A new elementary school in Pineville could be under construction this summer as a result.

“I’m predicting this summer,” said James McGrady, assistant superintendent of the county school system.

The county was awarded $2 million in SBA emergency funding and another $7,397,248 in “needs” money for construction of the new facility which will house pre-school through fourth graders, McGrady said.

The school system will have to provide $2,349,312 in local matching funds, McGrady explained.

“I think we will be able to manage that,” McGrady said.

“We’ve been trying to save our money for a few years for this,” added Frank Blackwell, county schools superintendent.

Blackwell said the SBA had construction project requests totaling nearly $300 million and only about $71 million to award for projects across the state. Of that $71 million, SBA board members had earmarked $50 million for projects that would be matched with local bond monies.

“That only left about $21 million for the non-bond projects,” Blackwell said. “We were very fortunate to get the money. We had a lot of people working to help us.”

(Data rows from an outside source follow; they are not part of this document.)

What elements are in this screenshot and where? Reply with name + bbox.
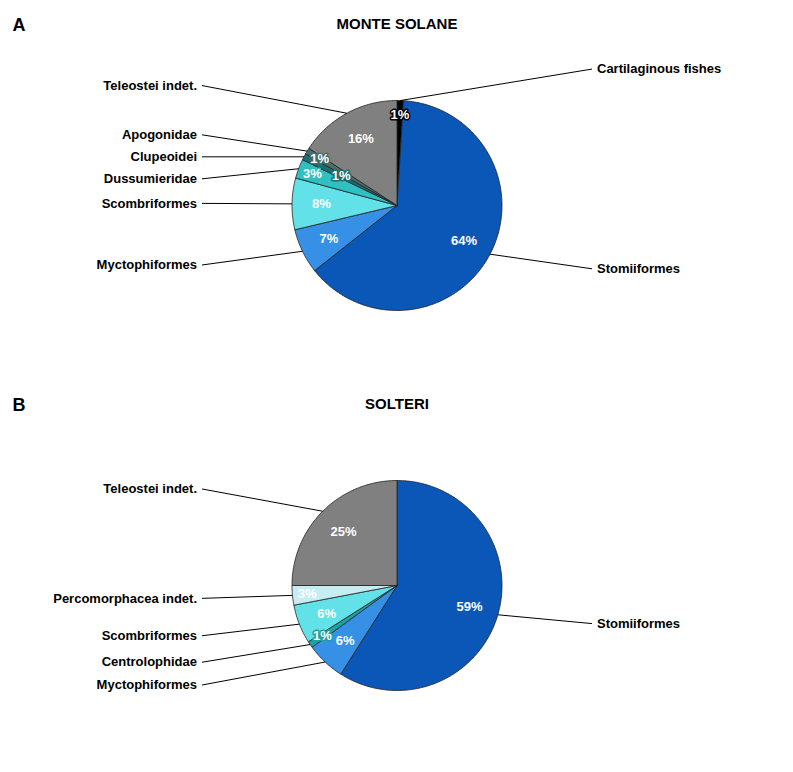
- svg-text:16%: 16%: [348, 131, 374, 146]
- svg-text:6%: 6%: [317, 605, 336, 620]
- svg-text:64%: 64%: [451, 233, 477, 248]
- svg-text:Teleostei indet.: Teleostei indet.: [103, 78, 197, 93]
- svg-text:Scombriformes: Scombriformes: [102, 628, 197, 643]
- svg-text:MONTE SOLANE: MONTE SOLANE: [337, 15, 458, 32]
- svg-text:8%: 8%: [312, 196, 331, 211]
- svg-text:Clupeoidei: Clupeoidei: [131, 149, 197, 164]
- svg-text:A: A: [13, 15, 26, 35]
- svg-text:1%: 1%: [332, 168, 351, 183]
- svg-text:Stomiiformes: Stomiiformes: [597, 261, 680, 276]
- svg-text:Apogonidae: Apogonidae: [122, 127, 197, 142]
- svg-text:1%: 1%: [390, 107, 409, 122]
- svg-text:Dussumieridae: Dussumieridae: [104, 171, 197, 186]
- svg-text:1%: 1%: [310, 151, 329, 166]
- svg-text:B: B: [13, 395, 26, 415]
- svg-text:Myctophiformes: Myctophiformes: [97, 257, 197, 272]
- svg-text:Centrolophidae: Centrolophidae: [102, 654, 197, 669]
- svg-text:6%: 6%: [336, 633, 355, 648]
- svg-text:25%: 25%: [331, 524, 357, 539]
- svg-text:Cartilaginous fishes: Cartilaginous fishes: [597, 61, 721, 76]
- svg-text:SOLTERI: SOLTERI: [365, 395, 429, 412]
- svg-text:Stomiiformes: Stomiiformes: [597, 616, 680, 631]
- svg-text:Teleostei indet.: Teleostei indet.: [103, 481, 197, 496]
- svg-text:3%: 3%: [303, 166, 322, 181]
- svg-text:59%: 59%: [457, 599, 483, 614]
- svg-text:Myctophiformes: Myctophiformes: [97, 677, 197, 692]
- svg-text:1%: 1%: [313, 628, 332, 643]
- svg-text:7%: 7%: [320, 231, 339, 246]
- svg-text:Scombriformes: Scombriformes: [102, 196, 197, 211]
- svg-text:3%: 3%: [298, 586, 317, 601]
- svg-text:Percomorphacea indet.: Percomorphacea indet.: [53, 591, 197, 606]
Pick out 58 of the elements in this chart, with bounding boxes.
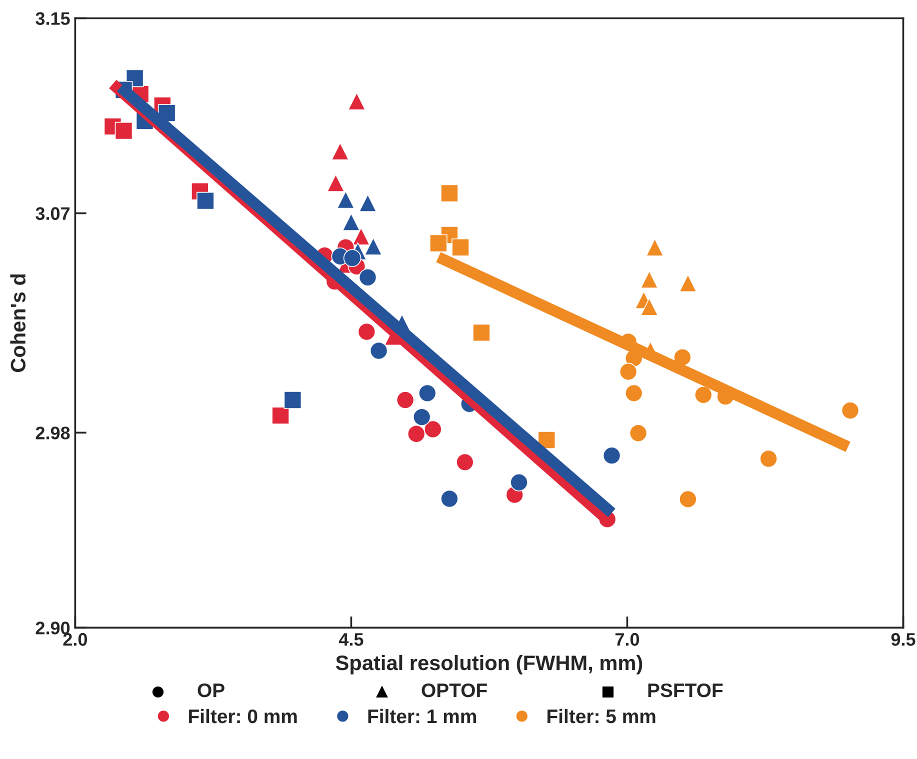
point	[326, 174, 345, 192]
point	[430, 234, 448, 252]
x-tick-label: 2.0	[63, 633, 88, 646]
point	[679, 274, 697, 292]
point	[418, 384, 436, 402]
point	[538, 431, 556, 449]
point	[284, 391, 302, 409]
point	[343, 249, 362, 268]
point	[196, 192, 214, 210]
point	[602, 446, 621, 464]
point	[640, 270, 658, 288]
y-axis-title: Cohen's d	[10, 274, 26, 372]
point	[358, 194, 377, 212]
point	[358, 268, 377, 286]
point	[352, 227, 370, 246]
point	[370, 342, 388, 360]
point	[640, 298, 658, 316]
point	[342, 213, 360, 231]
point	[456, 453, 474, 472]
point	[114, 122, 133, 140]
point	[331, 142, 350, 160]
x-axis-title: Spatial resolution (FWHM, mm)	[336, 654, 642, 674]
text: OPTOF	[422, 683, 487, 698]
x-tick-label: 7.0	[615, 633, 640, 646]
point	[424, 420, 442, 438]
point	[624, 384, 643, 402]
point	[358, 322, 376, 341]
point	[407, 424, 426, 443]
point	[412, 408, 431, 426]
text: OP	[198, 683, 224, 698]
legend-label: Filter: 5 mm	[548, 708, 656, 724]
point	[336, 190, 355, 209]
legend-label: Filter: 0 mm	[189, 708, 297, 724]
point	[472, 324, 490, 342]
point	[694, 386, 712, 404]
point	[364, 237, 382, 256]
point	[841, 402, 860, 420]
legend-label: Filter: 1 mm	[368, 708, 476, 724]
point	[440, 490, 458, 508]
point	[396, 391, 414, 409]
x-tick-label: 9.5	[891, 633, 916, 646]
point	[348, 92, 366, 110]
point	[674, 348, 692, 366]
text: PSFTOF	[648, 683, 723, 698]
x-tick-label: 4.5	[338, 633, 364, 646]
point	[510, 473, 528, 492]
point	[646, 238, 664, 256]
point	[679, 490, 697, 508]
y-tick-label: 3.15	[36, 12, 70, 25]
y-tick-label: 2.90	[36, 622, 70, 634]
y-tick-label: 2.98	[36, 426, 70, 440]
point	[272, 406, 290, 425]
point	[440, 184, 458, 202]
point	[452, 238, 470, 256]
point	[619, 362, 638, 381]
point	[760, 450, 778, 468]
y-tick-label: 3.07	[36, 207, 70, 220]
point	[629, 424, 648, 442]
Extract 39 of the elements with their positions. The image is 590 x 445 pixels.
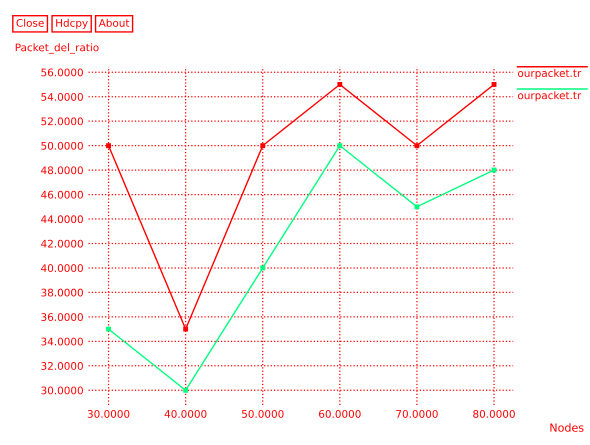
point: [183, 388, 188, 393]
point: [183, 326, 188, 332]
x-tick-label: 40.0000: [164, 410, 206, 418]
text: Hdcpy: [56, 18, 88, 29]
y-tick-label: 42.0000: [41, 240, 83, 248]
y-tick-label: 46.0000: [41, 190, 83, 199]
text: ourpacket.tr: [518, 68, 582, 80]
y-tick-label: 56.0000: [41, 68, 83, 76]
point: [492, 82, 496, 87]
text: ourpacket.tr: [518, 91, 582, 102]
x-tick-label: 50.0000: [242, 410, 284, 418]
x-tick-label: 30.0000: [88, 410, 130, 418]
y-tick-label: 36.0000: [41, 313, 83, 321]
point: [414, 204, 420, 210]
y-tick-label: 44.0000: [41, 215, 83, 224]
x-tick-label: 60.0000: [319, 410, 361, 418]
y-tick-label: 50.0000: [41, 142, 83, 150]
point: [260, 143, 266, 148]
y-tick-label: 38.0000: [41, 288, 83, 297]
y-axis-title: Packet_del_ratio: [16, 43, 99, 54]
y-tick-label: 48.0000: [41, 166, 83, 174]
point: [414, 143, 420, 148]
y-tick-label: 52.0000: [41, 117, 83, 126]
x-axis-title: Nodes: [550, 423, 584, 432]
y-tick-label: 54.0000: [41, 92, 83, 101]
y-tick-label: 34.0000: [41, 338, 83, 346]
x-tick-label: 70.0000: [396, 410, 438, 418]
point: [260, 266, 266, 270]
point: [337, 82, 342, 87]
y-tick-label: 30.0000: [41, 386, 83, 394]
point: [492, 168, 496, 173]
text: About: [98, 18, 130, 27]
x-tick-label: 80.0000: [473, 410, 515, 418]
text: Close: [16, 18, 44, 27]
point: [337, 143, 342, 148]
point: [106, 326, 111, 332]
point: [106, 143, 111, 148]
y-tick-label: 40.0000: [41, 264, 83, 272]
y-tick-label: 32.0000: [41, 362, 83, 370]
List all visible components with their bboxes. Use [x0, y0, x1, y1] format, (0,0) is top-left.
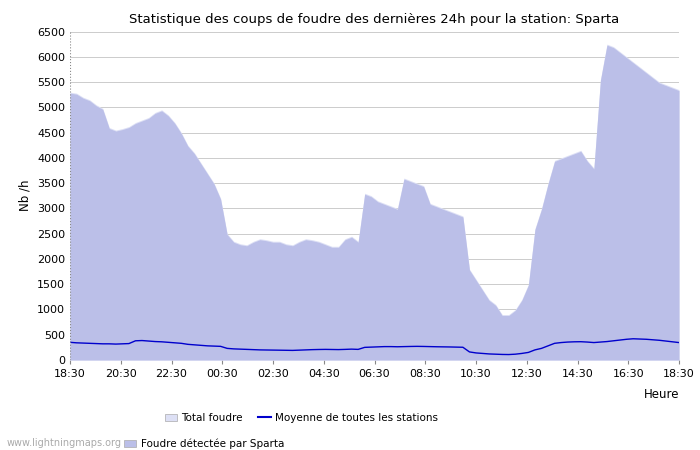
Text: www.lightningmaps.org: www.lightningmaps.org — [7, 438, 122, 448]
Text: Heure: Heure — [643, 388, 679, 401]
Title: Statistique des coups de foudre des dernières 24h pour la station: Sparta: Statistique des coups de foudre des dern… — [130, 13, 620, 26]
Legend: Foudre détectée par Sparta: Foudre détectée par Sparta — [120, 435, 288, 450]
Y-axis label: Nb /h: Nb /h — [18, 180, 32, 211]
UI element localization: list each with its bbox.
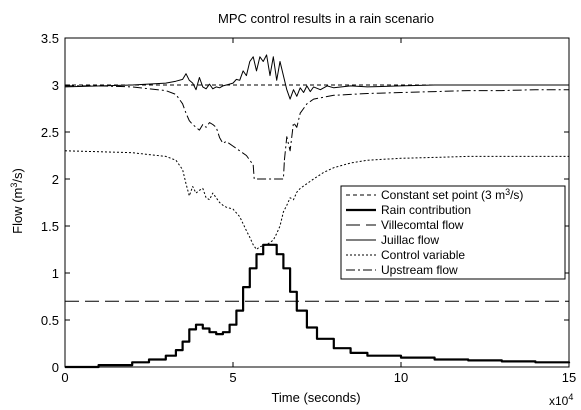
series-line-juillac-flow: [64, 54, 569, 100]
legend-box: [340, 185, 566, 280]
series-lines: [64, 54, 571, 369]
legend-label: Control variable: [381, 248, 465, 262]
chart-title: MPC control results in a rain scenario: [218, 11, 434, 26]
legend-label: Rain contribution: [381, 203, 471, 217]
x-tick-label: 0: [61, 370, 68, 385]
legend-label: Juillac flow: [381, 233, 439, 247]
y-tick-label: 2: [52, 172, 59, 187]
y-axis-label: Flow (m3/s): [9, 168, 25, 234]
series-line-upstream-flow: [252, 160, 285, 180]
series-line-upstream-flow: [283, 89, 569, 161]
axis-ticks: 0 5 10 15 0 0.5 1 1.5 2 2.5 3 3.5: [41, 31, 576, 385]
y-tick-label: 2.5: [41, 125, 59, 140]
series-line-control-variable: [64, 150, 569, 250]
x-tick-label: 15: [562, 370, 576, 385]
legend-label: Villecomtal flow: [381, 218, 464, 232]
x-multiplier-exp: 4: [568, 392, 573, 402]
y-tick-label: 3: [52, 78, 59, 93]
legend: Constant set point (3 m3/s)Rain contribu…: [340, 185, 566, 280]
x-tick-label: 5: [229, 370, 236, 385]
y-tick-label: 0.5: [41, 313, 59, 328]
x-axis-multiplier: x104: [549, 392, 573, 408]
x-multiplier-base: x10: [549, 394, 569, 408]
x-tick-label: 10: [394, 370, 408, 385]
y-tick-label: 1.5: [41, 219, 59, 234]
y-tick-label: 1: [52, 266, 59, 281]
x-axis-label: Time (seconds): [271, 390, 360, 405]
legend-label: Constant set point (3 m3/s): [381, 187, 523, 202]
series-line-upstream-flow: [65, 85, 254, 166]
plot-frame: [64, 37, 570, 368]
series-line-rain-contribution: [65, 243, 571, 369]
y-tick-label: 0: [52, 360, 59, 375]
y-tick-label: 3.5: [41, 31, 59, 46]
legend-label: Upstream flow: [381, 263, 458, 277]
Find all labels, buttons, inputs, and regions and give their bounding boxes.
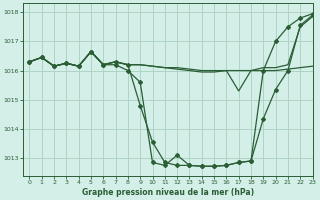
- X-axis label: Graphe pression niveau de la mer (hPa): Graphe pression niveau de la mer (hPa): [82, 188, 254, 197]
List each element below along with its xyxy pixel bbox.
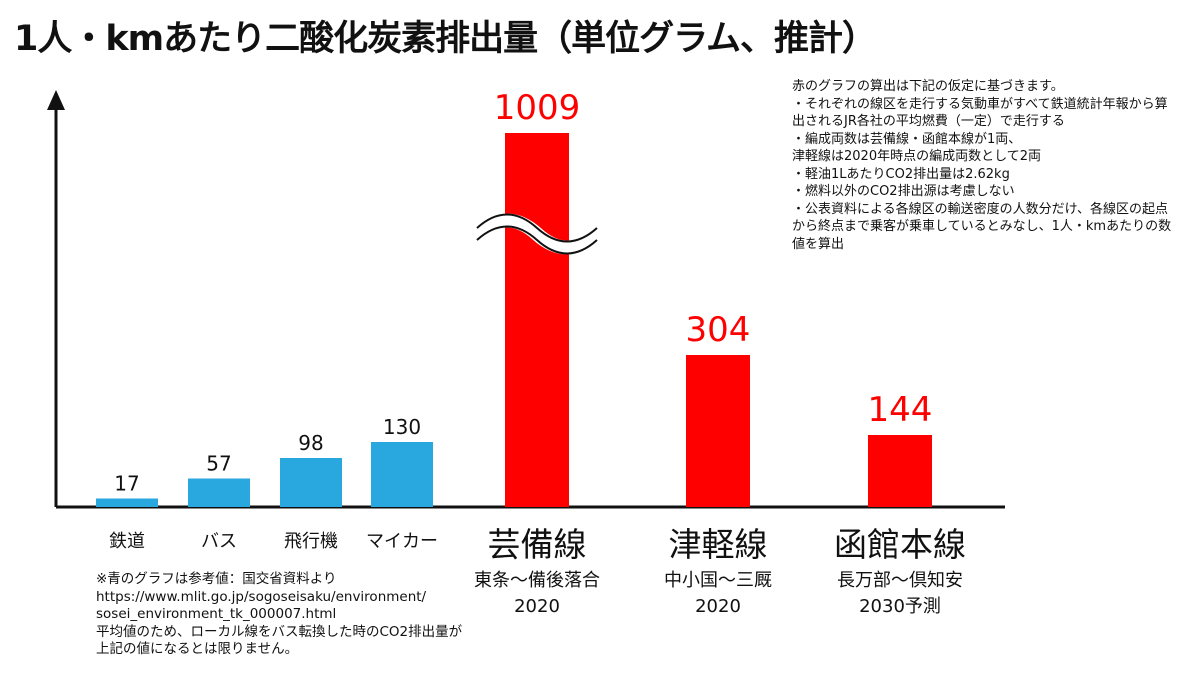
category-label-6: 津軽線 <box>669 525 768 564</box>
data-label-7: 144 <box>868 390 933 430</box>
bar-2 <box>188 478 250 507</box>
axis-break-gap <box>472 213 602 255</box>
bar-5 <box>505 133 569 507</box>
bar-3 <box>280 458 342 507</box>
category-label-1: 鉄道 <box>109 531 145 552</box>
category-label-4: マイカー <box>366 531 438 552</box>
axis-break-line-upper <box>476 213 598 243</box>
category-label-5: 芸備線 <box>488 525 587 564</box>
assumptions-note: 赤のグラフの算出は下記の仮定に基づきます。 ・それぞれの線区を走行する気動車がす… <box>792 79 1172 252</box>
category-label-2: バス <box>201 531 237 552</box>
data-label-3: 98 <box>298 431 323 455</box>
y-axis-arrow-icon <box>47 90 65 110</box>
category-label-7: 函館本線 <box>834 525 966 564</box>
category-label-3: 飛行機 <box>284 531 338 552</box>
data-label-6: 304 <box>686 310 751 350</box>
bar-6 <box>686 355 750 507</box>
data-label-4: 130 <box>383 415 421 439</box>
page-title: 1人・kmあたり二酸化炭素排出量（単位グラム、推計） <box>14 19 877 59</box>
axis-break-line-lower <box>476 225 598 255</box>
data-label-1: 17 <box>114 472 139 496</box>
bar-1 <box>96 498 158 507</box>
sub-label-7: 長万部〜倶知安 2030予測 <box>837 570 963 617</box>
reference-note: ※青のグラフは参考値：国交省資料より https://www.mlit.go.j… <box>96 571 463 657</box>
bar-4 <box>371 442 433 507</box>
data-label-5: 1009 <box>494 88 581 128</box>
sub-label-5: 東条〜備後落合 2020 <box>474 570 600 617</box>
bar-7 <box>868 435 932 507</box>
sub-label-6: 中小国〜三厩 2020 <box>664 570 772 617</box>
data-label-2: 57 <box>206 452 231 476</box>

“This is good news for Wyoming County and good news for Pineville. This will be a huge project,” McGrady said.

“We’ve tried for several years to get this funded,” he added. “We were turned down last year, even though it was rated one of the top projects in the state.”

Officials also presented the project to the SBA in 2009.

The current Pineville Elementary School has been flooded twice, thus the project qualified for the additional emergency funding, he noted.

In 2001, the school was flooded with several feet of water and taken back to the studs for clean-up and restoration, costing about $7 million.

Again in 2009, the lower level had about three inches of water inside. Clean-up this time cost a quarter-of-a-million dollars, with a “lot of elbow grease by a lot of people,” according to schools officials.

“We want to move the school out of the flood plain,” McGrady emphasized, adding the site is still being discussed.

Preliminary sites have been discussed, he said, but no one site has been decided.

Students will remain in the current building until construction of the new facility is completed, McGrady said.

“This is for the health and safety of our students and staff,” Blackwell said.

The superintendent noted an architect worked to estimate the cost of a new elementary school building, and officials hope the entire cost of the structure can be completed for the $12 million awarded.

Frank Mann, assistant superintendent, wrote the application for the grant funding.